Sport
Laufen ist ein bisschen wie betreutes Wohnen
Hügel können sehr sympathisch sein, vor allem die Exemplare im Appenzellerland.
Aber morgens um acht in der Luxuskombi mit meinem Vorhaben, bin ich mir da nicht mehr ganz so sicher.
In Laufklamotten stemme ich meine Hände in die Hüfte und betrachte den steilen Hang vor mir. Die Frage drängt sich auf, was ich hier eigentlich mache.
Ganz schwach mag ich mich daran erinnern, mich freiwillig für das heutige Training entschieden zu haben. Denn in sieben Wochen findet mein erster Berglauf statt.
Konkret heisst das: das vorwiegend benötigte Muskelgrüppchen – die untere Wadenmuskulatur – darf ausgebaut werden. Bei mir muss jedoch erstmal so ein Fundament hin, bevor irgendwas ausgebaut und renoviert werden kann.
Deshalb geht’s jetzt los. Zwölf Mal werde ich denselben Hügel hinauflaufen. Die zweifelnden Gedanken nehme ich einfach mit.
Modernes Gassigehen mit dem inneren Schweinehund.
Obwohl noch immer absolutes Feuerverbot herrscht, brennen meinen Beine bereits bei der ersten Steigung. Innerlich verfluche ich gerade alles und jeden. Es kommen mir so viele Dinge in den Sinn, die ich jetzt auch tun könnte.
Meine Buntstifte nach Farben sortieren, die Socken glätten, meine Terrasse nach Dinosaurierspuren absuchen. Diplomatisch ausgedrückt: Ich fühle mich nicht wie die strahlenden Läuferinnen auf den Zeitschriften-Covers, die mit einem locker-lässigen Laufstil über den Boden schweben.

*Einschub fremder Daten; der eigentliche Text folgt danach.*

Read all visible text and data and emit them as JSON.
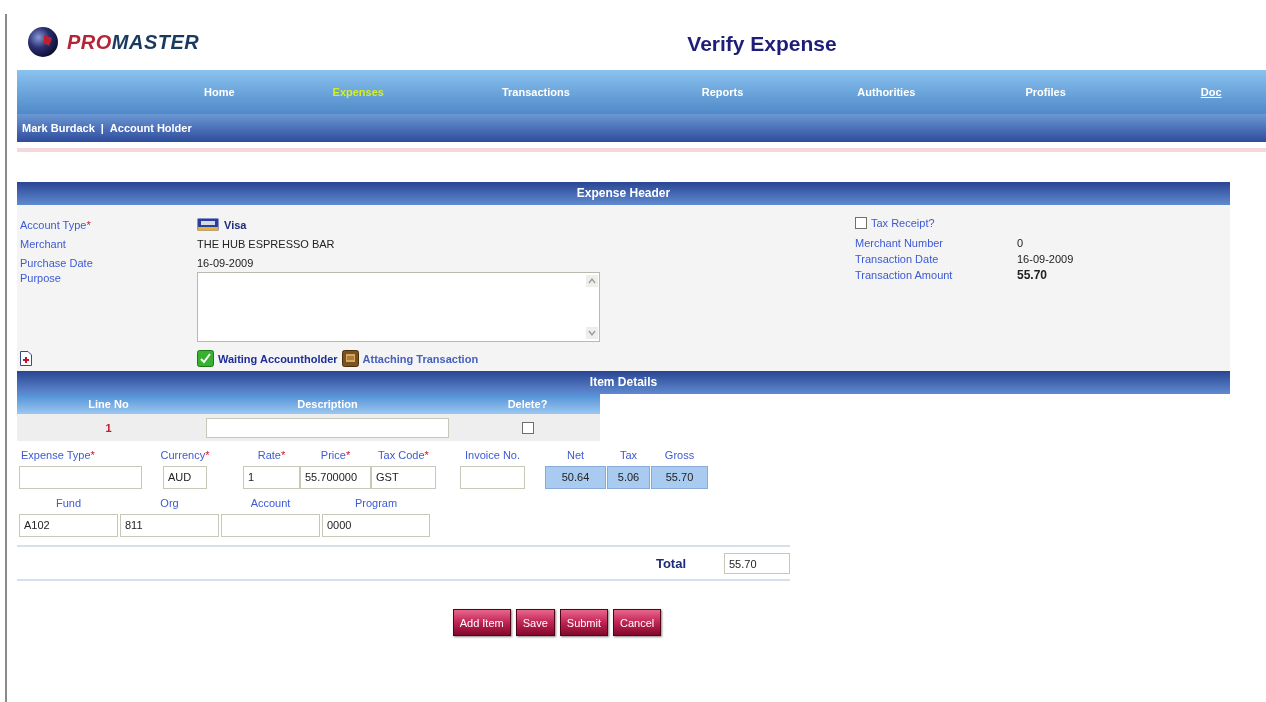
{
  "app": {
    "logo_parts": [
      {
        "text": "PRO",
        "kind": "accent"
      },
      {
        "text": "MASTER",
        "kind": "main"
      }
    ],
    "page_title": "Verify Expense"
  },
  "nav": [
    {
      "label": "Home",
      "selected": false
    },
    {
      "label": "Expenses",
      "selected": true
    },
    {
      "label": "Transactions",
      "selected": false
    },
    {
      "label": "Reports",
      "selected": false
    },
    {
      "label": "Authorities",
      "selected": false
    },
    {
      "label": "Profiles",
      "selected": false
    },
    {
      "label": "Doc",
      "selected": false,
      "kind": "link"
    }
  ],
  "user_bar": {
    "name": "Mark Burdack",
    "separator": "|",
    "role": "Account Holder"
  },
  "expense_header": {
    "title": "Expense Header",
    "left_fields": [
      {
        "label": "Account Type",
        "required": "*",
        "value": "Visa",
        "kind": "card"
      },
      {
        "label": "Merchant",
        "value": "THE HUB ESPRESSO BAR",
        "kind": "text"
      },
      {
        "label": "Purchase Date",
        "value": "16-09-2009",
        "kind": "text"
      },
      {
        "label": "Purpose",
        "kind": "textarea"
      }
    ],
    "tax_receipt": {
      "label": "Tax Receipt?",
      "checked": false
    },
    "right_fields": [
      {
        "label": "Merchant Number",
        "value": "0",
        "kind": "text"
      },
      {
        "label": "Transaction Date",
        "value": "16-09-2009",
        "kind": "text"
      },
      {
        "label": "Transaction Amount",
        "value": "55.70",
        "kind": "bold"
      }
    ],
    "statuses": [
      {
        "label": "Waiting Accountholder",
        "kind": "check"
      },
      {
        "label": "Attaching Transaction",
        "kind": "attach"
      }
    ]
  },
  "item_details": {
    "title": "Item Details",
    "columns": [
      "Line No",
      "Description",
      "Delete?"
    ],
    "rows": [
      {
        "line_no": "1",
        "delete": false
      }
    ],
    "line_fields": [
      {
        "label": "Expense Type",
        "required": "*",
        "kind": "input"
      },
      {
        "label": "Currency",
        "required": "*",
        "value": "AUD",
        "kind": "input"
      },
      {
        "label": "Rate",
        "required": "*",
        "value": "1",
        "kind": "input"
      },
      {
        "label": "Price",
        "required": "*",
        "value": "55.700000",
        "kind": "input"
      },
      {
        "label": "Tax Code",
        "required": "*",
        "value": "GST",
        "kind": "input"
      },
      {
        "label": "Invoice No.",
        "kind": "input"
      },
      {
        "label": "Net",
        "value": "50.64",
        "kind": "readonly"
      },
      {
        "label": "Tax",
        "value": "5.06",
        "kind": "readonly"
      },
      {
        "label": "Gross",
        "value": "55.70",
        "kind": "readonly"
      }
    ],
    "account_fields": [
      {
        "label": "Fund",
        "value": "A102"
      },
      {
        "label": "Org",
        "value": "811"
      },
      {
        "label": "Account"
      },
      {
        "label": "Program",
        "value": "0000"
      }
    ],
    "total": {
      "label": "Total",
      "value": "55.70"
    }
  },
  "buttons": [
    "Add Item",
    "Save",
    "Submit",
    "Cancel"
  ]
}
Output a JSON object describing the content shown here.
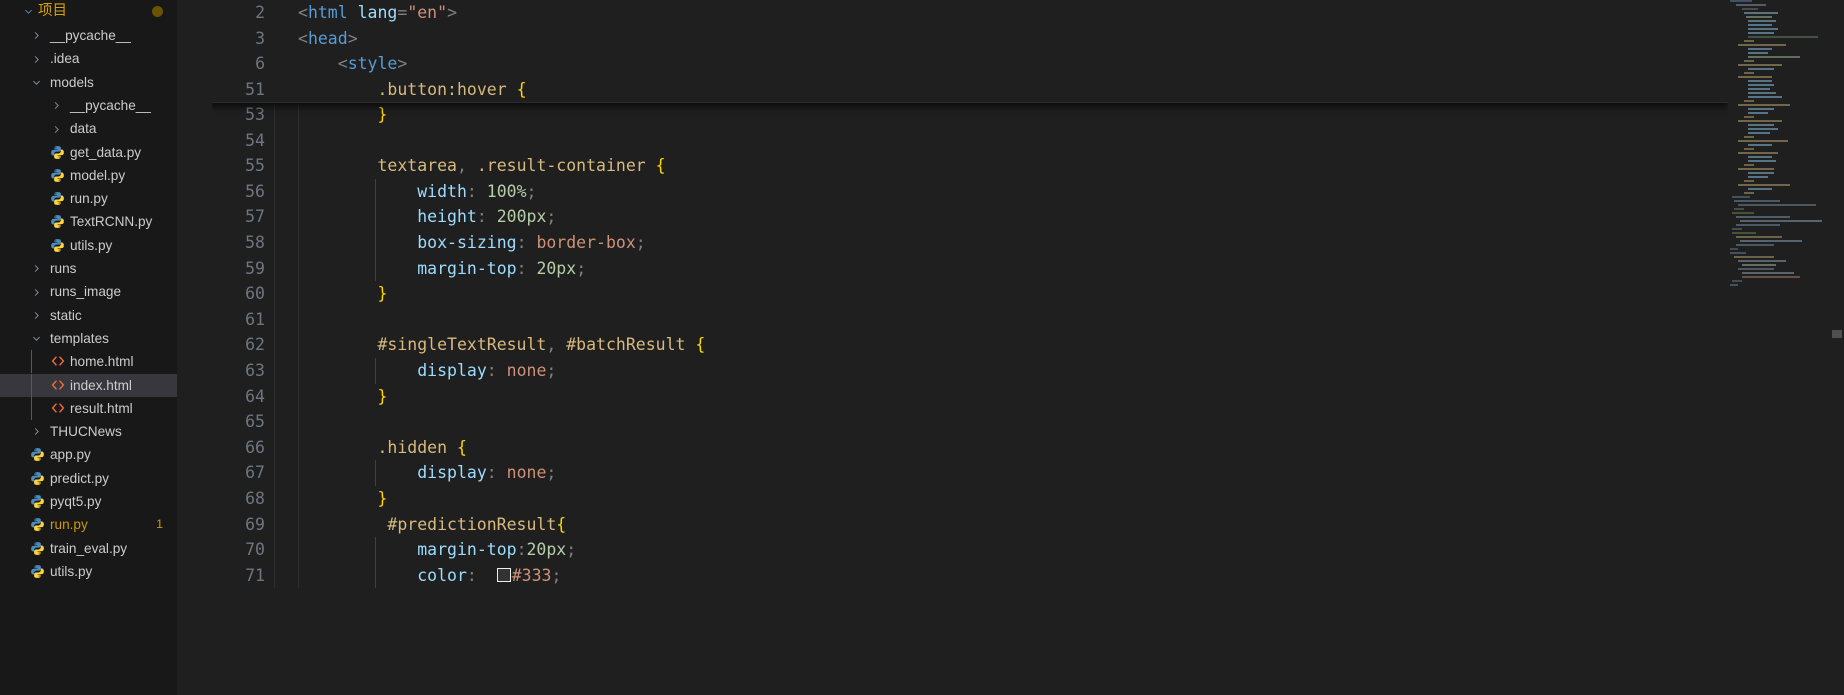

Mental und körperlich bin ich nicht mehr in der Komfortecke anzutreffen – na also, geht doch! Es scheint zu funktionieren!
Wenn ich besser werden will, muss ich bereit sein, mehr zu machen als gewohnt. Wenn ich bereit bin, Unangenehmes zu erfahren, nehmen mir solche Trainings die Barrieren in meinem Alltag.
Laufen ist mehr als Schritt für Schritt
Bisher habe ich keine Minute Sport bereut, denn Laufen ist mehr für mich als einen Fuss vor den nächsten zu setzen. Laufen ist mein natürliches Antidepressivum. Meine wertvollste Erfahrung in Bezug auf das eigene Körpergefühl und die Ausschüttung der Endorphine.
Kein Littering, sondern die sanfte Produktion der Glückshormone.
Im Schichtbetrieb.
Jemand hat mich mal gefragt, was ich denn unterwegs so mache, wenn ich lange Distanzen laufe. Tja, wenn es mir zu langweilig ist, dann nehme ich meine Stricksachen mit und produziere unterwegs ein Paar rosa Socken.
Scherz.
Sie sind blau.
Laufen ist Eintauchen in eine völlig neue Welt und ein erfolgreiches Abschalten von den Dingen in meinem Kopf.
Ich laufe nicht, um Action zu haben, sondern um runterzukommen. Action gibt es in meinem Leben genug.
Diese Aktivität ausserhalb der Arbeitszeit soll nicht zu Stress führen, sondern ein wichtiges Ventil für dessen Abbau darstellen. Wenn ich so darüber nachdenke, ist Laufen ein bisschen wie betreutes Wohnen.
Unterwegs beobachte ich mein Erleben viel sensibler als wenn ich im Museum stehe und mich frage, inwiefern das jetzt Kunst sein soll.
Zwickt es irgendwo beim Laufen? Dann verändere ich die Bewegungen, bis sich die betreffende Stelle wieder geschmeidig anfühlt (ob es auch so aussieht ist eine andere Sache).
Machen sich meine Darmzotten bemerkbar? Vielleicht lasse ich den leckeren Burrito direkt vor Laufbeginn das nächste Mal doch lieber weg.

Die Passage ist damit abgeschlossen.